Research & Papers

GAFSV-Net: A Vision Framework for Online Signature Verification

New method treats signature data as pictures, outperforming all sequence-based models.

Deep Dive

GAFSV-Net converts online signature temporal sequences into six-channel asymmetric Gramian Angular Field images, enabling the use of pretrained 2D vision backbones (ConvNeXt-Tiny) instead of 1D architectures. A dual-branch encoder with bidirectional cross-attention processes GASF and GADF matrices representing pen speed, pressure derivative, and direction angle.
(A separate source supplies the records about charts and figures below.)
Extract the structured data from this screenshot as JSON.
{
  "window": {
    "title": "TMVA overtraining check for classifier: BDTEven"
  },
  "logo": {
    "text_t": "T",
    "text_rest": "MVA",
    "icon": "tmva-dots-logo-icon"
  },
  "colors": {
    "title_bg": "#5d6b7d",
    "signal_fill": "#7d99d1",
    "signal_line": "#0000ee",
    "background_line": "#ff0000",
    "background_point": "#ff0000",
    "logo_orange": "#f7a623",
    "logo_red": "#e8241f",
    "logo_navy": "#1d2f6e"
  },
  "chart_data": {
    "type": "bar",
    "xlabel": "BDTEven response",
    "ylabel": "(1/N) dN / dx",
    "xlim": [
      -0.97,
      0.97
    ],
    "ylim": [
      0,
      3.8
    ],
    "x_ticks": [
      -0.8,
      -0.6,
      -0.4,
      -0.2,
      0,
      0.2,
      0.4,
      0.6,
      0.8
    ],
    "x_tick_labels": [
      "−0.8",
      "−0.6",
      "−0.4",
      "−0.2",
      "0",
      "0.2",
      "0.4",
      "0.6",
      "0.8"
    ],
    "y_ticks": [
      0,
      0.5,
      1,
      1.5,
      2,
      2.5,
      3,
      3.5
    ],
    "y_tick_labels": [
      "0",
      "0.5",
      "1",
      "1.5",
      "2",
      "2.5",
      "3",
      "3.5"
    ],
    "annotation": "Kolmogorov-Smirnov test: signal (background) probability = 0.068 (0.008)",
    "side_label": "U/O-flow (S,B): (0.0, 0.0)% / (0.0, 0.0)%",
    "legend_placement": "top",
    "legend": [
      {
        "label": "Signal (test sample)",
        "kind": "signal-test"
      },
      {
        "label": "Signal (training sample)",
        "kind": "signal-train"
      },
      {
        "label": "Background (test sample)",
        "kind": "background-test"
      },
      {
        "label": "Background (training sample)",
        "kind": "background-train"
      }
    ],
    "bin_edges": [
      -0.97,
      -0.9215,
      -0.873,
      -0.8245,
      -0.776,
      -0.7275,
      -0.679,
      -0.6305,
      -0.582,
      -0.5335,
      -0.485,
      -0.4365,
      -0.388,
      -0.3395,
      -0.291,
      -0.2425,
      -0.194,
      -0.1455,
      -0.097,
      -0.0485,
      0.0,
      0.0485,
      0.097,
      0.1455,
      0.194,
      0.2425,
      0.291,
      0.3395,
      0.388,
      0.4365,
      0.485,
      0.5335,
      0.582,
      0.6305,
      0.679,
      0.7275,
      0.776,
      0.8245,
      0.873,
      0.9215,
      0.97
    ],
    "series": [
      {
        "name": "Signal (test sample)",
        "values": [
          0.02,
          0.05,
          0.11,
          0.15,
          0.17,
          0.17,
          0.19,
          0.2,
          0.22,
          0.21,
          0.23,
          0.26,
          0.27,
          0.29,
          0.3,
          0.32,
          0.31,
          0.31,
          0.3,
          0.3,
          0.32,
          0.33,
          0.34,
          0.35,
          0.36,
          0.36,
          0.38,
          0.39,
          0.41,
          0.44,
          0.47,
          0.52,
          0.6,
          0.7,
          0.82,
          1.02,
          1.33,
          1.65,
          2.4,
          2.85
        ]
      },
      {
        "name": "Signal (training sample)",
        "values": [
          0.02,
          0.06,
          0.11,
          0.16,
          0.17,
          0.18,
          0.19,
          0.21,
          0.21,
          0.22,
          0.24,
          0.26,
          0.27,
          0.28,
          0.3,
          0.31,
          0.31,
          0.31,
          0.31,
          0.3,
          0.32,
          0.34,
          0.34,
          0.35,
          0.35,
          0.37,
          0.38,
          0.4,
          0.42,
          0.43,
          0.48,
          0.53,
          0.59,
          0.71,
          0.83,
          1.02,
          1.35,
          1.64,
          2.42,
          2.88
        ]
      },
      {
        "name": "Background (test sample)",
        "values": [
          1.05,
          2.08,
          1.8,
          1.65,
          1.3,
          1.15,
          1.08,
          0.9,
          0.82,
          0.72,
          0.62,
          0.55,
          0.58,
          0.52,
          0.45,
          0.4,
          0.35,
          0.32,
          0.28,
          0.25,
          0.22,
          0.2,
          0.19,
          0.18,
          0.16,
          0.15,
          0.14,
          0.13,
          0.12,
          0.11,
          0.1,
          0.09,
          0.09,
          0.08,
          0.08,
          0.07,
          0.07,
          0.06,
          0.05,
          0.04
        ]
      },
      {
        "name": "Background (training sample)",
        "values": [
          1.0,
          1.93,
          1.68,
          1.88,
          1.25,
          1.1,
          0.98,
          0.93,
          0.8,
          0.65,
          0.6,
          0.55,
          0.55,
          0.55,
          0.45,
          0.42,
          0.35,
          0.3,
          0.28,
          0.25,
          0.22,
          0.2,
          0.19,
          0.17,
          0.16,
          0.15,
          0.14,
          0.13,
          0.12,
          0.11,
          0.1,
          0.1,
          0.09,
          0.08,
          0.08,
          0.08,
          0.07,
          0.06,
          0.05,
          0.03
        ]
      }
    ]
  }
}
Trained with semi-hard triplet loss and skilled-forgery hard-negative injection, GAFSV-Net outperformed all sequence-based baselines trained under identical objectives on DeepSignDB and BiosecurID, demonstrating that the representational gain of 2D temporal encoding is consistent and independent of training procedure.

Key Points
  • Converts 1D signature sequences (pen speed, pressure, direction) into 2D GASF and GADF images for vision backbone processing.
  • Uses a dual-branch ConvNeXt-Tiny encoder with bidirectional cross-attention to fuse complementary temporal patterns.
  • Outperforms all sequence-based baselines on DeepSignDB and BiosecurID, with ablation studies confirming the benefit of the 2D encoding approach.

Why It Matters

Enables high-accuracy signature verification with pretrained vision models, improving security in banking and authentication systems.